I have a question about the reservation of mineral rights. Hopefully im posting this in the right category. Here is my question: is a lifetime reservation of minerals/royalties the same as or can be interpreted as the full reservation found on other leases for individuals and their family heirs. With the question being asked here is the history: Father gives daughter farm in the 1940's he reserves the lifetime rights to enjoy the minerals/royalties. It is not written as a normal reservation of minerals for him and his family forever. It is written more like when someone buys a piece of property and someone has lifetime living rights on it. When that person is deceased, so are their rights. More history: When the daughter sells the farm 1950's dad is deceased. As I read it, I am saying that when daddy died, rights went back to the daughter. To support this, when she sells the farm the deed includes that the mineral rights are included in the sale to the purchaser implying that the minerals went back to the farm/daughter. Any info would be greatly appreciated.
I think it all really depends on how the language of the lifetime reservation was constructed. Small mistakes can really take the intent of the life estate in different directions from what was planned. Your scenario sounds correct (from my knowledge of Kansas laws) but that also depends on other factors. Was it ever produced during the time of the father or daughter ownership?
The property was never produced, thank you for your imput
Without knowing for sure, the scenario you describe sounds like the minerals passed when the father died, and daughter sold the property without reserving the minerals (in effect passing them to the new owner).
That is how I am looking at it as well.
Did you find old deeds in the family files, or start looking up old family farms to inquire about minerals?
This sprouted from a company telling me that I had only the executive rights to my property. No minerals royalties etc. This is after it had already been leased by another company telling me that I owned 100%. So I decided to do a little research myself to see who between the two companies made the mistake. These all came from courthouse records as i traced the history of the property. After discovering the reservation I decided that This is where the one company could have came up with me not owning them.
Sounds quite possible. What state are the minerals located?
West Virginia
I'm not sure that it is possible for you to have executive rights without minerals unless you own the surface.
I do own the surface
It sounds like you own all rights. Unless the daughter reserved for herself, or deeded the minerals separately to another party. Who does the company that says you only have executive rights think owns the minerals?
They did not say, and also the letter said that it was only good upon title examination. So I don't think there was enough research at that time.
Are you still leased with the first company? How does the company who says you only have executive rights come into the picture? Did they acquire the first lease? Have any pools or units been created, or are they in the process of being put together (that includes your minerals)?
I am still leased with the first company. The other company was trying to lease it not knowing it had already been evidently.
They can say whatever they want. They haven't leased you. Someone probably saw the earlier mineral reservation without realizing it was only a lifetime mineral reservation (and the fact that the person reserving that right is deceased). Oversight on their part.
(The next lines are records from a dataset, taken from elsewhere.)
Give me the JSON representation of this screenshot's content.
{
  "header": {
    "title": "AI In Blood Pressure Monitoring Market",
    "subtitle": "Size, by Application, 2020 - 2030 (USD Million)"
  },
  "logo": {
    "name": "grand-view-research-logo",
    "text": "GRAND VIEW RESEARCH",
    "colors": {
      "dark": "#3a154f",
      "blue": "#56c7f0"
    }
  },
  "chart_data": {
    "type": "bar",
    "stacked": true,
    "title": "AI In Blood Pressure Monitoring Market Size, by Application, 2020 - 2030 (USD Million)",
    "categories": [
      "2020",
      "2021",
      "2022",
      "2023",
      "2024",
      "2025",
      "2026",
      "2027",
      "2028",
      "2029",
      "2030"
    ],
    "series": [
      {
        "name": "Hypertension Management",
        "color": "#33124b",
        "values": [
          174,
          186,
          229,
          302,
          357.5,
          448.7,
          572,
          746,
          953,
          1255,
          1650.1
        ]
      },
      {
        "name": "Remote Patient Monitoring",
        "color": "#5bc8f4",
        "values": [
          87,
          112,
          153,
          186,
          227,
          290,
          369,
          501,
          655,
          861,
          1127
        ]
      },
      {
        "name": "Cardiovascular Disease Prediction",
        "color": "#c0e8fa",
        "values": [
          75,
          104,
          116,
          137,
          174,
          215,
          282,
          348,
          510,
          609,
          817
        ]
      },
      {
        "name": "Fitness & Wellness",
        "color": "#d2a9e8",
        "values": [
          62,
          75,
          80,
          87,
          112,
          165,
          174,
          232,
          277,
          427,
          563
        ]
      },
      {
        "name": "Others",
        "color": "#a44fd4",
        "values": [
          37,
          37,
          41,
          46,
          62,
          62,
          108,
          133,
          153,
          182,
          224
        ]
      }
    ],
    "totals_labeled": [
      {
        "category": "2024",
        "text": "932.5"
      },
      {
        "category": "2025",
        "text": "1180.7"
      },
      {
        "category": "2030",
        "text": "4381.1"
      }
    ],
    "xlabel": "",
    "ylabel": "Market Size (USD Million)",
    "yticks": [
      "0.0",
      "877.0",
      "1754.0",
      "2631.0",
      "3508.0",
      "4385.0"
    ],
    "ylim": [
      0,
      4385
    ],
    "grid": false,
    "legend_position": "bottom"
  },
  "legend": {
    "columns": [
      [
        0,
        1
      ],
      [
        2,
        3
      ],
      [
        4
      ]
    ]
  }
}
Often times "quick" or "short" research is done to engage a new lease, and then a complete search is done after. This allows companies to acquire leases quickly without consuming vast amounts of time on title research and potentially lose a lease to another company. Accurate title work is priceless. At the same point, I am sure there are a few people willing to acquire leases without verifying ownership by title work. Not something I would ever recommend, but I have seen a few instances before.